Sedang Trending 1 jam yang lalu

Pemerintah Indonesia tengah mematangkan rencana pembentukan Kawasan Ekonomi Khusus (KEK) sektor keuangan di Bali yang dirancang menyerupai pusat finansial global. Menteri Keuangan Purbaya Yudhi Sadewa menyampaikan rencana ini dalam konferensi pers KSSK di Jakarta, Kamis (7/5/2026).

Pengembangan kawasan tersebut diproyeksikan mencakup lahan seluas 100 hektar dengan mengadopsi model Dubai International Financial Centre (DIFC). Penyiapan sistem hukum khusus berbasis common law juga menjadi salah satu strategi pemerintah untuk meningkatkan daya tarik bagi para investor internasional, sebagaimana dilansir dari Money.

"Kira-kira yang akan kita buat seperti di Dubai. Itu menjadikan kawasan ekonomi khusus. Di situ akan berlaku common law tertentu," ujar Purbaya, Menteri Keuangan.

Purbaya menjelaskan bahwa kebijakan ini bertujuan menarik modal asing masuk ke dalam sistem keuangan domestik tanpa langsung membebani investor dengan pajak di awal. Dana yang terhimpun nantinya dapat dialokasikan untuk mendukung berbagai pembiayaan proyek strategis nasional, termasuk proyek Danantara.

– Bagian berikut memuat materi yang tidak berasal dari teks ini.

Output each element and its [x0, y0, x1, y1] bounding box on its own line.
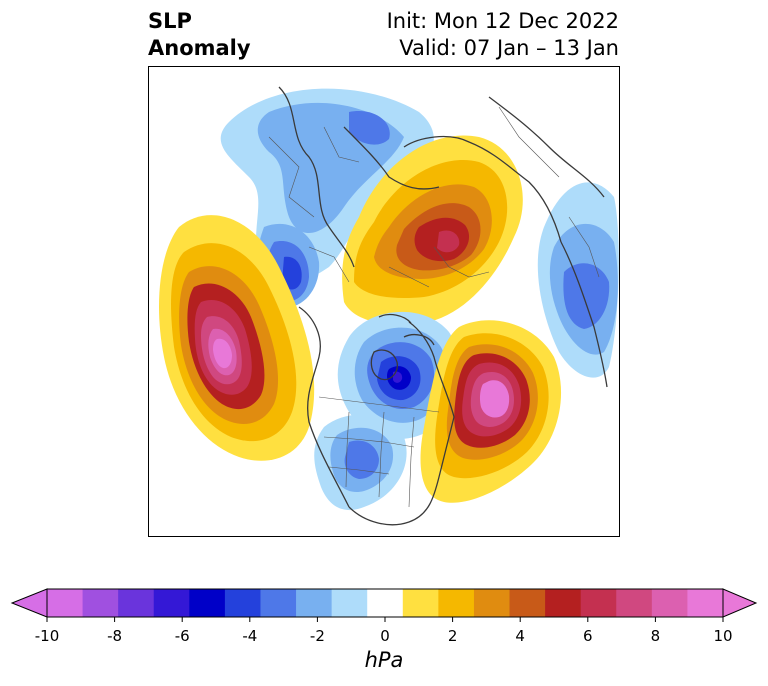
- anomaly-pacific-positive: [159, 215, 315, 461]
- anomaly-atlantic-positive: [420, 320, 562, 503]
- colorbar-cell: [189, 589, 226, 617]
- colorbar-cell: [367, 589, 404, 617]
- colorbar-cell: [224, 589, 261, 617]
- colorbar-tick-label: -8: [107, 627, 123, 645]
- map-title: SLP Anomaly: [148, 8, 251, 62]
- colorbar-cell: [47, 589, 84, 617]
- colorbar-cells: [47, 589, 724, 617]
- colorbar-cell: [331, 589, 368, 617]
- colorbar-tick-label: 2: [447, 627, 458, 645]
- init-date: Init: Mon 12 Dec 2022: [386, 9, 619, 33]
- colorbar-tick-label: -6: [174, 627, 190, 645]
- colorbar-cell: [473, 589, 511, 617]
- colorbar-tick-marks: [46, 617, 724, 622]
- colorbar-cell: [509, 589, 546, 617]
- anomaly-map: [148, 66, 620, 537]
- colorbar-tick-label: 6: [583, 627, 593, 645]
- colorbar-cell: [153, 589, 190, 617]
- colorbar-tick-label: -4: [242, 627, 258, 645]
- colorbar-cell: [260, 589, 297, 617]
- colorbar-cell: [687, 589, 724, 617]
- colorbar-tick-label: 8: [650, 627, 661, 645]
- anomaly-siberia-positive: [342, 135, 523, 325]
- valid-range: Valid: 07 Jan – 13 Jan: [399, 36, 619, 60]
- colorbar-cell: [82, 589, 119, 617]
- title-line-2: Anomaly: [148, 36, 251, 60]
- colorbar-tick-label: -10: [34, 627, 60, 645]
- coastlines: [278, 86, 608, 526]
- colorbar-under-arrow: [10, 588, 48, 618]
- colorbar-cell: [616, 589, 653, 617]
- anomaly-us-negative: [314, 414, 407, 511]
- anomaly-field: [159, 86, 619, 526]
- title-line-1: SLP: [148, 9, 192, 33]
- colorbar-cell: [296, 589, 333, 617]
- colorbar-cell: [545, 589, 582, 617]
- colorbar-tick-label: -2: [309, 627, 325, 645]
- colorbar-cell: [402, 589, 439, 617]
- colorbar-over-arrow: [722, 588, 758, 618]
- colorbar-tick-label: 4: [515, 627, 525, 645]
- colorbar-tick-label: 10: [713, 627, 733, 645]
- init-valid-label: Init: Mon 12 Dec 2022 Valid: 07 Jan – 13…: [387, 8, 619, 62]
- colorbar-cell: [651, 589, 688, 617]
- colorbar-units: hPa: [364, 648, 404, 672]
- colorbar-tick-label: 0: [380, 627, 390, 645]
- colorbar-cell: [438, 589, 475, 617]
- colorbar-cell: [118, 589, 155, 617]
- country-borders: [268, 106, 600, 508]
- colorbar: [10, 588, 758, 622]
- colorbar-cell: [580, 589, 617, 617]
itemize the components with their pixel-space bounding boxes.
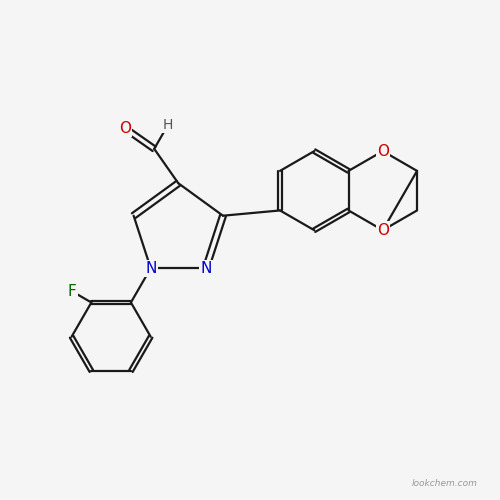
Text: O: O — [377, 144, 389, 158]
Text: N: N — [145, 260, 156, 276]
Text: H: H — [162, 118, 173, 132]
Text: F: F — [68, 284, 76, 299]
Text: O: O — [377, 222, 389, 238]
Text: O: O — [119, 121, 131, 136]
Text: lookchem.com: lookchem.com — [412, 480, 478, 488]
Text: N: N — [200, 260, 211, 276]
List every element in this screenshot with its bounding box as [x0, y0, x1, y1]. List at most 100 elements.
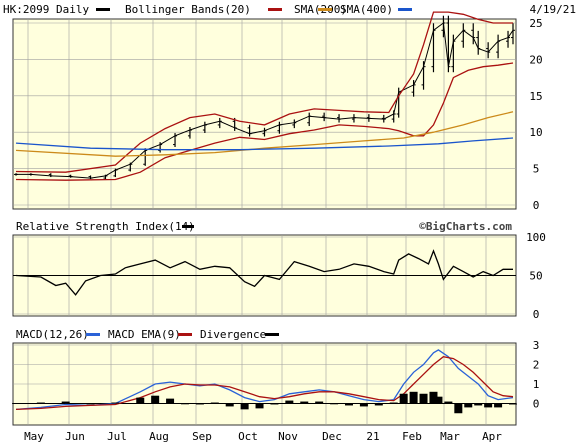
divergence-bar [399, 393, 408, 404]
divergence-bar [419, 393, 428, 404]
y-tick-label: 50 [529, 270, 542, 283]
divergence-bar [86, 403, 95, 405]
macd-series [12, 349, 517, 414]
price-series [14, 11, 515, 181]
divergence-bar [195, 403, 204, 405]
x-axis-label: Dec [322, 430, 342, 443]
y-tick-label: 3 [533, 339, 540, 352]
divergence-bar [429, 391, 438, 404]
divergence-bar [61, 401, 70, 404]
x-axis-label: Oct [238, 430, 258, 443]
watermark: ©BigCharts.com [419, 220, 512, 233]
bollinger-lower-line [15, 62, 514, 181]
divergence-bar [12, 403, 20, 404]
divergence-bar [444, 401, 453, 404]
divergence-bar [240, 403, 249, 410]
x-axis-label: 21 [366, 430, 379, 443]
divergence-bar [300, 401, 309, 404]
sma-400-line [15, 137, 514, 151]
x-axis-label: Feb [402, 430, 422, 443]
y-tick-label: 2 [533, 359, 540, 372]
divergence-bar [389, 402, 398, 404]
price-legend-swatch [96, 8, 110, 11]
divergence-bar [166, 398, 175, 404]
divergence-bar [36, 402, 45, 404]
divergence-bar [509, 403, 517, 405]
y-tick-label: 1 [533, 378, 540, 391]
rsi-legend-swatch [182, 225, 194, 228]
divergence-bar [464, 403, 473, 408]
divergence-bar [494, 403, 503, 408]
divergence-bar [409, 391, 418, 404]
macd-ema-9-line [15, 356, 514, 411]
divergence-bar [330, 403, 339, 405]
divergence-bar [359, 403, 368, 407]
x-axis-label: May [24, 430, 44, 443]
divergence-bar [210, 402, 219, 404]
divergence-bar [374, 403, 383, 406]
price-line [16, 22, 514, 179]
divergence-bar [484, 403, 493, 408]
bollinger-upper-line [15, 11, 513, 173]
y-tick-label: 15 [529, 90, 542, 103]
rsi-series [15, 249, 513, 296]
divergence-bar [344, 403, 353, 406]
y-tick-label: 0 [533, 398, 540, 411]
macd-panel: MACD(12,26) MACD EMA(9) Divergence 0 1 2 3 [0, 325, 579, 426]
macd-grid [13, 343, 516, 425]
rsi-header-bar [0, 217, 579, 235]
ticker-label: HK:2099 Daily [3, 3, 89, 16]
sma400-legend-swatch [398, 8, 412, 11]
y-tick-label: 0 [533, 199, 540, 212]
relative-strength-index-14-line [15, 249, 513, 296]
divergence-bar [225, 403, 234, 407]
x-axis-label: Apr [482, 430, 502, 443]
macd-legend-swatch [86, 333, 100, 336]
price-y-ticks: 0 5 10 15 20 25 [529, 17, 542, 212]
x-axis-label: Aug [149, 430, 169, 443]
macd-12-26-line [15, 349, 514, 411]
macd-header-bar [0, 325, 579, 343]
x-axis-label: Nov [278, 430, 298, 443]
x-axis-label: Jul [107, 430, 127, 443]
rsi-y-ticks: 0 50 100 [526, 231, 546, 321]
sma-200-line [15, 111, 514, 157]
y-tick-label: 20 [529, 53, 542, 66]
divergence-bar [285, 400, 294, 404]
y-tick-label: 25 [529, 17, 542, 30]
y-tick-label: 5 [533, 163, 540, 176]
bollinger-legend-swatch [268, 8, 282, 11]
price-panel: 0 5 10 15 20 25 [12, 11, 543, 212]
divergence-bar [454, 403, 463, 414]
macd-y-ticks: 0 1 2 3 [533, 339, 540, 411]
macd-label: MACD(12,26) [16, 328, 89, 341]
rsi-label: Relative Strength Index(14) [16, 220, 195, 233]
sma400-label: SMA(400) [340, 3, 393, 16]
divergence-bar [474, 403, 483, 406]
divergence-bar [434, 396, 443, 404]
divergence-bar [136, 397, 145, 404]
x-axis-label: Jun [65, 430, 85, 443]
y-tick-label: 100 [526, 231, 546, 244]
sma200-legend-swatch [318, 8, 332, 11]
divergence-bar [315, 401, 324, 404]
y-tick-label: 10 [529, 126, 542, 139]
bollinger-label: Bollinger Bands(20) [125, 3, 251, 16]
divergence-bar [151, 395, 160, 404]
chart-date: 4/19/21 [530, 3, 576, 16]
x-axis-labels: May Jun Jul Aug Sep Oct Nov Dec 21 Feb Mar Apr [24, 430, 502, 443]
divergence-bar [255, 403, 264, 409]
price-legend: HK:2099 Daily Bollinger Bands(20) SMA(20… [3, 3, 576, 16]
divergence-legend-swatch [265, 333, 279, 336]
divergence-label: Divergence [200, 328, 266, 341]
macd-ema-label: MACD EMA(9) [108, 328, 181, 341]
divergence-bar [111, 402, 120, 404]
y-tick-label: 0 [533, 308, 540, 321]
x-axis-label: Sep [192, 430, 212, 443]
macd-ema-legend-swatch [178, 333, 192, 336]
x-axis-label: Mar [440, 430, 460, 443]
divergence-bar [270, 403, 279, 405]
rsi-grid [13, 235, 516, 316]
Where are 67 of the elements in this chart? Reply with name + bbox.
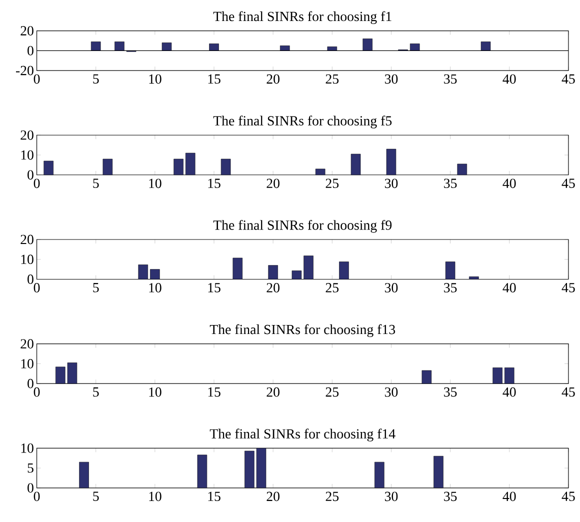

"Nanti uang di situ akan bisa dipakai berinvestasi di proyek Danantara atau proyek-proyek lain di luar kawasan ekonomi itu dengan prospek yang bagus," katanya Purbaya, Menteri Keuangan.

Implementasi konsep ini diklaim berbeda dari praktik wilayah suaka pajak atau tax haven karena dana investor tetap diarahkan pada aktivitas sektor riil. Selain investasi proyek, para pemilik modal juga didorong untuk menempatkan dana pada instrumen surat utang pemerintah guna memperkuat basis pembeli obligasi negara.

Pemberian insentif fiskal hanya akan berlaku selama dana tersebut mengendap di dalam wilayah pusat finansial. Pemerintah akan tetap memungut pajak saat modal tersebut dipindahkan keluar kawasan untuk aktivitas ekonomi yang menghasilkan laba.

"Kalau selama di tempat financial center-nya minta tax incentive saya kasih. Tetapi ketika dia keluar ada hasil, ada pajak dan lain-lain, ekonomi jalan," kata Purbaya, Menteri Keuangan.

Pemerintah berharap skema KEK keuangan ini mampu menyediakan sumber pembiayaan yang lebih kompetitif serta membantu menjaga stabilitas nilai tukar rupiah melalui aliran modal masuk. Saat ini, desain teknis kawasan tersebut masih dalam proses finalisasi agar dapat segera dioperasikan.